Con la diffusione delle nuove linee guida alimentari negli Stati Uniti, la Società Italiana di Nutrizione Umana (SINU) evidenzia delle perplessità sulla possibile diffusione mediatica della piramide capovolta, senza un’appropriata contestualizzazione.
Questa diffusione potrebbe influenzare le scelte alimentari di parte della popolazione verso modelli non salutari. A tal proposito, gli esperti della SINU partono dalla considerazione che la popolazione degli USA ha abitudini alimentari poco salutari: alimenti pronti, conservati e cibo non sano. L’invito è invece quello di consumare "cibo vero", come frutta e alimenti poco processati.

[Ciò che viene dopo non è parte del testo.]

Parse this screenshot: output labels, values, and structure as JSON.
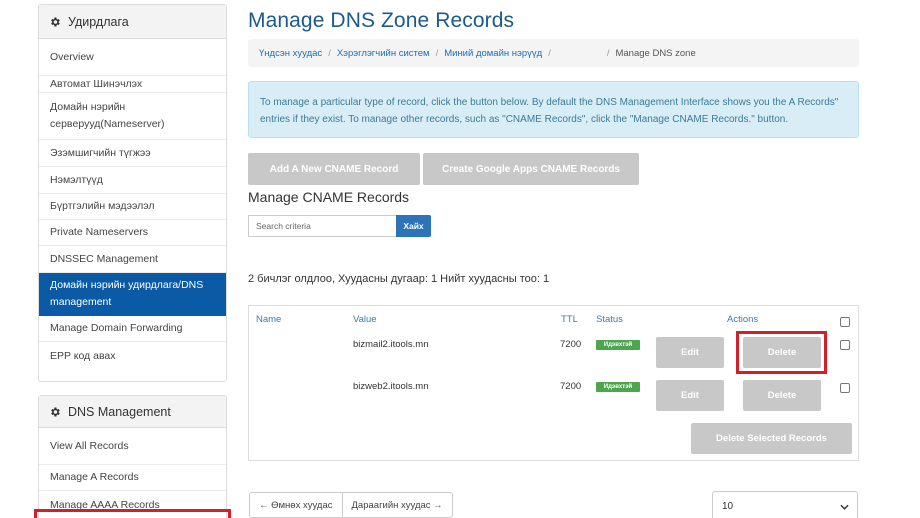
{
  "sidebar": {
    "panel1_title": "Удирдлага",
    "panel1_items": [
      "Overview",
      "Автомат Шинэчлэх",
      "Домайн нэрийн сервeрууд(Nameserver)",
      "Эзэмшигчийн түгжээ",
      "Нэмэлтүүд",
      "Бүртгэлийн мэдээлэл",
      "Private Nameservers",
      "DNSSEC Management",
      "Домайн нэрийн удирдлага/DNS management",
      "Manage Domain Forwarding",
      "EPP код авах"
    ],
    "panel2_title": "DNS Management",
    "panel2_items": [
      "View All Records",
      "Manage A Records",
      "Manage AAAA Records"
    ]
  },
  "page_title": "Manage DNS Zone Records",
  "breadcrumb": {
    "items": [
      "Үндсэн хуудас",
      "Хэрэглэгчийн систем",
      "Миний домайн нэрүүд"
    ],
    "current": "Manage DNS zone"
  },
  "info_text": "To manage a particular type of record, click the button below. By default the DNS Management Interface shows you the  A Records\" entries if they exist. To manage other records, such as \"CNAME Records\", click the \"Manage CNAME Records.\" button.",
  "buttons": {
    "add_cname": "Add A New CNAME Record",
    "google_cname": "Create Google Apps CNAME Records"
  },
  "section_title": "Manage CNAME Records",
  "search": {
    "placeholder": "Search criteria",
    "button": "Хайх"
  },
  "count_text": "2 бичлэг олдлоо, Хуудасны дугаар: 1 Нийт хуудасны тоо: 1",
  "table": {
    "headers": {
      "name": "Name",
      "value": "Value",
      "ttl": "TTL",
      "status": "Status",
      "actions": "Actions"
    },
    "rows": [
      {
        "value": "bizmail2.itools.mn",
        "ttl": "7200",
        "status": "Идэвхтэй",
        "edit": "Edit",
        "delete": "Delete"
      },
      {
        "value": "bizweb2.itools.mn",
        "ttl": "7200",
        "status": "Идэвхтэй",
        "edit": "Edit",
        "delete": "Delete"
      }
    ],
    "delete_selected": "Delete Selected Records"
  },
  "pager": {
    "prev": "← Өмнөх хуудас",
    "next": "Дараагийн хуудас →"
  },
  "page_size": "10",
  "colors": {
    "primary": "#0b5aa6",
    "title": "#1a5a8d",
    "link": "#1a6fb5",
    "info_bg": "#d9edf6",
    "button_disabled": "#c8c8c8",
    "status_green": "#4da64d",
    "highlight_red": "#d0212b"
  }
}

L’introduzione della piramide parte dal presupposto che la versione precedente e molto conosciuta, caratterizzata dai cereali alla base, non abbia in realtà prevenuto il peggioramento del quadro sanitario. Come spiegano gli esperti: "Oltre il 70% degli adulti è affetto da sovrappeso o obesità e quasi un adolescente americano su tre in condizioni di prediabete. I dati dimostrano che gli americani non l'hanno mai adottata, se non nella misura del 10% della popolazione".

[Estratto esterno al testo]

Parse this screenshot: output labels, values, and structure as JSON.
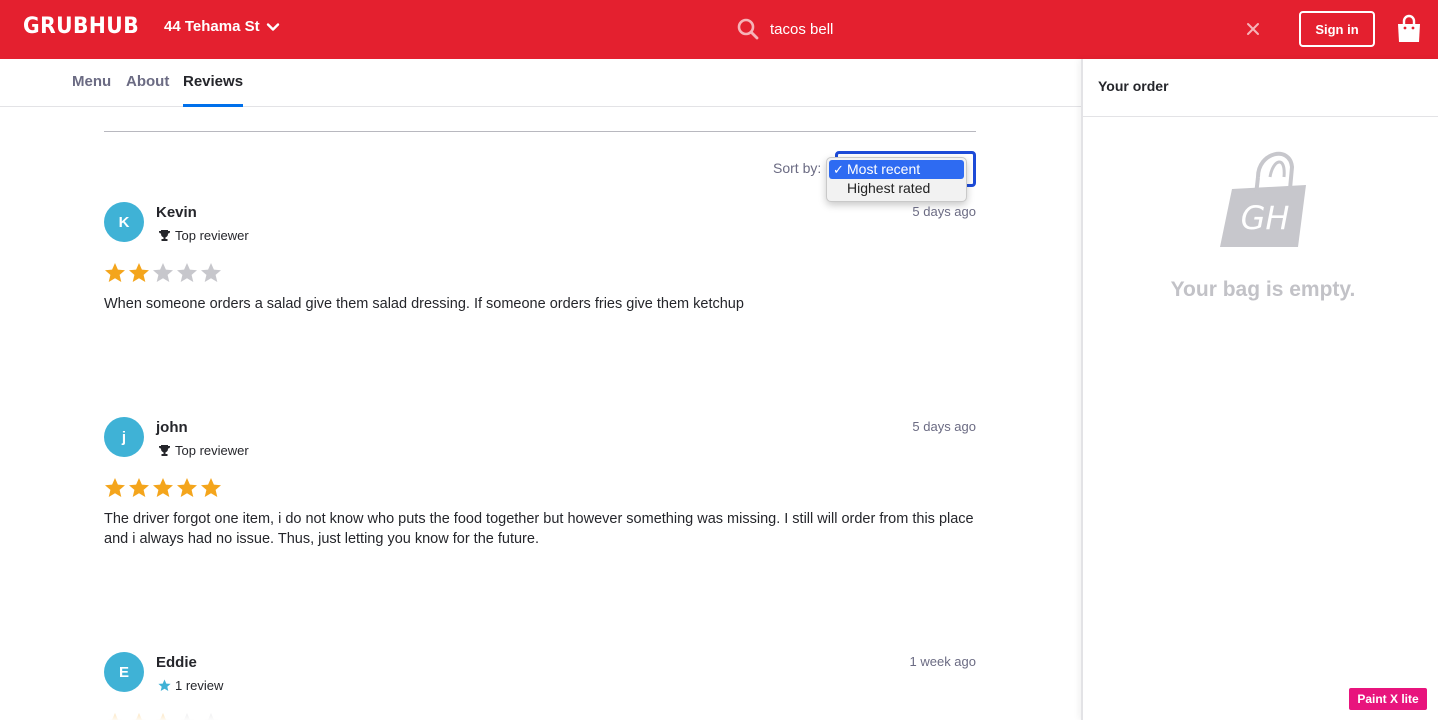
{
  "header": {
    "logo": "GRUBHUB",
    "address": "44 Tehama St",
    "search_value": "tacos bell",
    "signin_label": "Sign in",
    "brand_color": "#e4202f"
  },
  "tabs": [
    {
      "label": "Menu",
      "active": false
    },
    {
      "label": "About",
      "active": false
    },
    {
      "label": "Reviews",
      "active": true
    }
  ],
  "sort": {
    "label": "Sort by:",
    "options": [
      {
        "label": "Most recent",
        "selected": true
      },
      {
        "label": "Highest rated",
        "selected": false
      }
    ]
  },
  "reviews": [
    {
      "initial": "K",
      "name": "Kevin",
      "badge": "Top reviewer",
      "badge_icon": "trophy-icon",
      "date": "5 days ago",
      "rating": 2,
      "text": "When someone orders a salad give them salad dressing. If someone orders fries give them ketchup"
    },
    {
      "initial": "j",
      "name": "john",
      "badge": "Top reviewer",
      "badge_icon": "trophy-icon",
      "date": "5 days ago",
      "rating": 5,
      "text": "The driver forgot one item, i do not know who puts the food together but however something was missing. I still will order from this place and i always had no issue. Thus, just letting you know for the future."
    },
    {
      "initial": "E",
      "name": "Eddie",
      "badge": "1 review",
      "badge_icon": "star-icon",
      "date": "1 week ago",
      "rating": 3,
      "text": ""
    }
  ],
  "sidebar": {
    "title": "Your order",
    "empty_text": "Your bag is empty.",
    "bag_logo": "GH"
  },
  "extension_badge": "Paint X lite",
  "colors": {
    "star_filled": "#f4a51c",
    "star_empty": "#c7c7cc",
    "avatar": "#3fb2d6",
    "tab_active": "#0070eb"
  }
}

Le principali contraddizioni delle nuove linee guida USA
Tra le contraddizioni rilevanti nelle nuove linee guida c’è la raccomandazione di consumare più carne. Secondo la SINU: "Ciò che manca è chiarezza sulla qualità dei diversi alimenti proteici, soprattutto quando la maggior parte dei consumatori statunitensi consuma proteine in quantità più che sufficienti".
Come continuano gli esperti: "Aumentare in modo sostanziale l'apporto proteico complessivo, senza distinguere tra le diverse fonti proteiche, può avere implicazioni indesiderate a lungo termine sulla salute. Le evidenze scientifiche continuano a suggerire come le proteine vegetali e il pesce siano associati a risultati di salute più favorevoli".

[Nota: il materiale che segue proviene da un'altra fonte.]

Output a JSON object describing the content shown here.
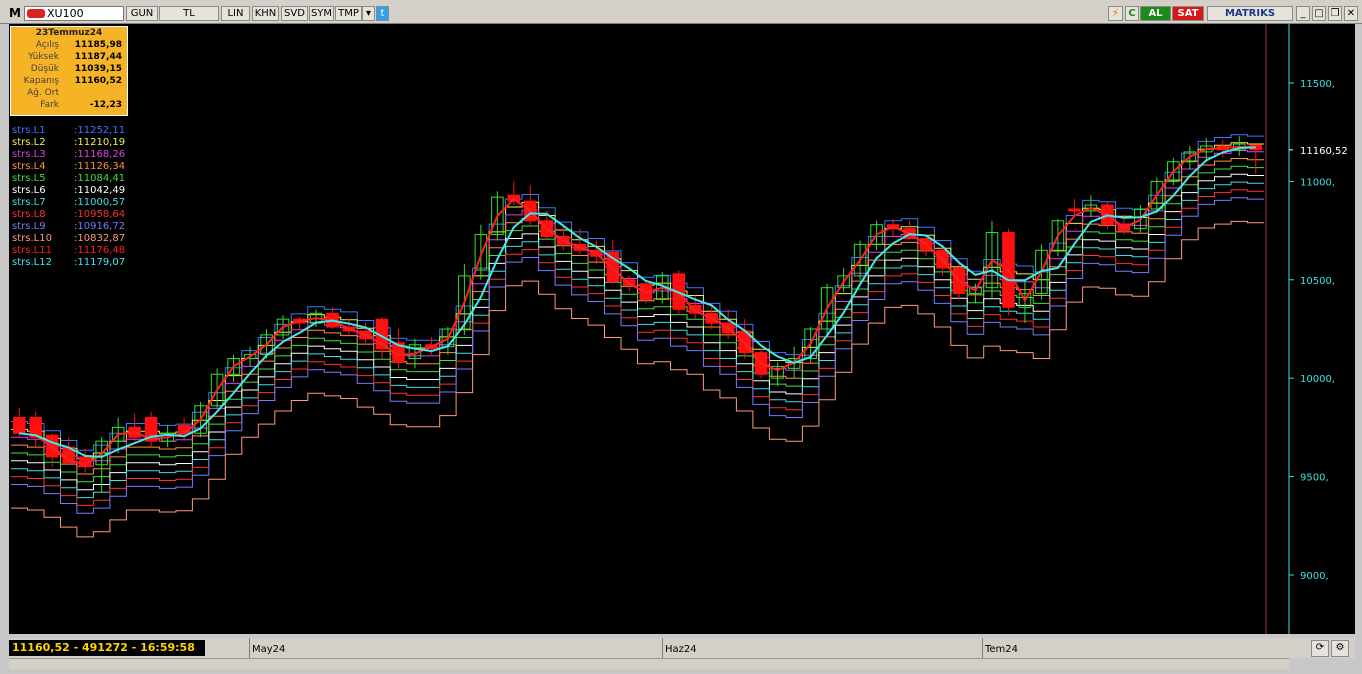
{
  "toolbar": {
    "logo": "M",
    "symbol": "XU100",
    "buttons": [
      "GUN",
      "TL",
      "LIN",
      "KHN",
      "SVD",
      "SYM",
      "TMP"
    ],
    "buy_label": "AL",
    "sell_label": "SAT",
    "brand": "MATRIKS",
    "colors": {
      "buy": "#1a8a1a",
      "sell": "#d81818",
      "twitter": "#2fa1e8"
    }
  },
  "info_box": {
    "date": "23Temmuz24",
    "rows": [
      {
        "label": "Açılış",
        "value": "11185,98"
      },
      {
        "label": "Yüksek",
        "value": "11187,44"
      },
      {
        "label": "Düşük",
        "value": "11039,15"
      },
      {
        "label": "Kapanış",
        "value": "11160,52"
      },
      {
        "label": "Ağ. Ort",
        "value": ""
      },
      {
        "label": "Fark",
        "value": "-12,23"
      }
    ]
  },
  "legend": [
    {
      "name": "strs.L1",
      "value": ":11252,11",
      "color": "#3c78ff"
    },
    {
      "name": "strs.L2",
      "value": ":11210,19",
      "color": "#f0f050"
    },
    {
      "name": "strs.L3",
      "value": ":11168,26",
      "color": "#e040e0"
    },
    {
      "name": "strs.L4",
      "value": ":11126,34",
      "color": "#ff9040"
    },
    {
      "name": "strs.L5",
      "value": ":11084,41",
      "color": "#40e040"
    },
    {
      "name": "strs.L6",
      "value": ":11042,49",
      "color": "#ffffff"
    },
    {
      "name": "strs.L7",
      "value": ":11000,57",
      "color": "#40e0e0"
    },
    {
      "name": "strs.L8",
      "value": ":10958,64",
      "color": "#ff3030"
    },
    {
      "name": "strs.L9",
      "value": ":10916,72",
      "color": "#7a7aff"
    },
    {
      "name": "strs.L10",
      "value": ":10832,87",
      "color": "#ff9a7a"
    },
    {
      "name": "strs.L11",
      "value": ":11176,48",
      "color": "#ff2020"
    },
    {
      "name": "strs.L12",
      "value": ":11179,07",
      "color": "#40e8f0"
    }
  ],
  "status": {
    "readout": "11160,52 - 491272 - 16:59:58",
    "dates": [
      "May24",
      "Haz24",
      "Tem24"
    ]
  },
  "chart_data": {
    "type": "candlestick",
    "y_ticks": [
      9000,
      9500,
      10000,
      10500,
      11000,
      11500
    ],
    "y_tick_labels": [
      "9000,",
      "9500,",
      "10000,",
      "10500,",
      "11000,",
      "11500,"
    ],
    "last_price": 11160.52,
    "last_price_label": "11160,52",
    "ylim": [
      8700,
      11800
    ],
    "candles": [
      [
        9800,
        9850,
        9700,
        9720
      ],
      [
        9800,
        9830,
        9650,
        9700
      ],
      [
        9710,
        9720,
        9550,
        9600
      ],
      [
        9650,
        9700,
        9560,
        9570
      ],
      [
        9600,
        9640,
        9520,
        9550
      ],
      [
        9560,
        9700,
        9420,
        9680
      ],
      [
        9680,
        9800,
        9620,
        9750
      ],
      [
        9750,
        9820,
        9680,
        9700
      ],
      [
        9800,
        9830,
        9650,
        9680
      ],
      [
        9680,
        9760,
        9650,
        9720
      ],
      [
        9760,
        9800,
        9690,
        9720
      ],
      [
        9720,
        9880,
        9700,
        9860
      ],
      [
        9860,
        10050,
        9850,
        10020
      ],
      [
        10020,
        10120,
        9980,
        10100
      ],
      [
        10100,
        10160,
        10060,
        10120
      ],
      [
        10120,
        10250,
        10100,
        10220
      ],
      [
        10220,
        10320,
        10200,
        10300
      ],
      [
        10300,
        10310,
        10250,
        10280
      ],
      [
        10280,
        10350,
        10260,
        10330
      ],
      [
        10330,
        10360,
        10250,
        10260
      ],
      [
        10260,
        10300,
        10220,
        10240
      ],
      [
        10240,
        10280,
        10180,
        10200
      ],
      [
        10300,
        10310,
        10100,
        10150
      ],
      [
        10180,
        10250,
        10040,
        10080
      ],
      [
        10100,
        10200,
        10050,
        10170
      ],
      [
        10170,
        10210,
        10120,
        10150
      ],
      [
        10160,
        10260,
        10120,
        10250
      ],
      [
        10250,
        10580,
        10220,
        10520
      ],
      [
        10550,
        10780,
        10500,
        10730
      ],
      [
        10730,
        10950,
        10700,
        10920
      ],
      [
        10930,
        11000,
        10880,
        10900
      ],
      [
        10900,
        10980,
        10780,
        10800
      ],
      [
        10800,
        10850,
        10700,
        10720
      ],
      [
        10720,
        10780,
        10650,
        10680
      ],
      [
        10680,
        10760,
        10630,
        10650
      ],
      [
        10650,
        10700,
        10580,
        10620
      ],
      [
        10640,
        10700,
        10480,
        10490
      ],
      [
        10500,
        10520,
        10440,
        10470
      ],
      [
        10480,
        10490,
        10380,
        10400
      ],
      [
        10400,
        10540,
        10380,
        10520
      ],
      [
        10530,
        10550,
        10320,
        10350
      ],
      [
        10370,
        10420,
        10300,
        10330
      ],
      [
        10330,
        10380,
        10250,
        10280
      ],
      [
        10280,
        10350,
        10200,
        10230
      ],
      [
        10240,
        10300,
        10100,
        10130
      ],
      [
        10130,
        10150,
        10000,
        10020
      ],
      [
        10000,
        10080,
        9960,
        10060
      ],
      [
        10050,
        10160,
        10000,
        10100
      ],
      [
        10100,
        10260,
        10080,
        10250
      ],
      [
        10250,
        10480,
        10220,
        10460
      ],
      [
        10460,
        10560,
        10440,
        10520
      ],
      [
        10520,
        10700,
        10500,
        10680
      ],
      [
        10680,
        10800,
        10650,
        10780
      ],
      [
        10780,
        10810,
        10720,
        10760
      ],
      [
        10760,
        10800,
        10700,
        10710
      ],
      [
        10710,
        10730,
        10620,
        10650
      ],
      [
        10650,
        10680,
        10520,
        10560
      ],
      [
        10560,
        10600,
        10400,
        10430
      ],
      [
        10430,
        10480,
        10380,
        10460
      ],
      [
        10460,
        10800,
        10400,
        10740
      ],
      [
        10740,
        10760,
        10320,
        10360
      ],
      [
        10360,
        10500,
        10280,
        10430
      ],
      [
        10430,
        10680,
        10400,
        10650
      ],
      [
        10650,
        10810,
        10620,
        10800
      ],
      [
        10860,
        10910,
        10820,
        10850
      ],
      [
        10850,
        10930,
        10820,
        10880
      ],
      [
        10880,
        10900,
        10760,
        10780
      ],
      [
        10780,
        10830,
        10730,
        10750
      ],
      [
        10760,
        10880,
        10740,
        10860
      ],
      [
        10860,
        11020,
        10840,
        11000
      ],
      [
        11000,
        11120,
        10980,
        11100
      ],
      [
        11100,
        11180,
        11060,
        11150
      ],
      [
        11150,
        11220,
        11100,
        11180
      ],
      [
        11180,
        11210,
        11120,
        11160
      ],
      [
        11160,
        11230,
        11130,
        11190
      ],
      [
        11186,
        11187,
        11039,
        11161
      ]
    ],
    "bands": {
      "names": [
        "strs.L1",
        "strs.L2",
        "strs.L3",
        "strs.L4",
        "strs.L5",
        "strs.L6",
        "strs.L7",
        "strs.L8",
        "strs.L9",
        "strs.L10"
      ],
      "offsets": [
        60,
        20,
        -20,
        -60,
        -100,
        -140,
        -180,
        -220,
        -260,
        -380
      ]
    }
  }
}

Un ulteriore aspetto negativo e non supportato da evidenze scientifiche, riguarda la liberalizzazione del consumo di alimenti e condimenti ricchi di grassi di origine animale che compaiono nella parte alta della piramide e sono definiti grassi salutari.
Infine, sempre secondo la SINU: "Ulteriore confusione nasce dalla non lineare traduzione delle linee guida nell'immagine di accompagnamento, che ancora non chiarisce se sia una piramide intesa come frequenza di consumo o un semplice triangolo di presentazione di alimenti sotto forma di gruppi alimentari".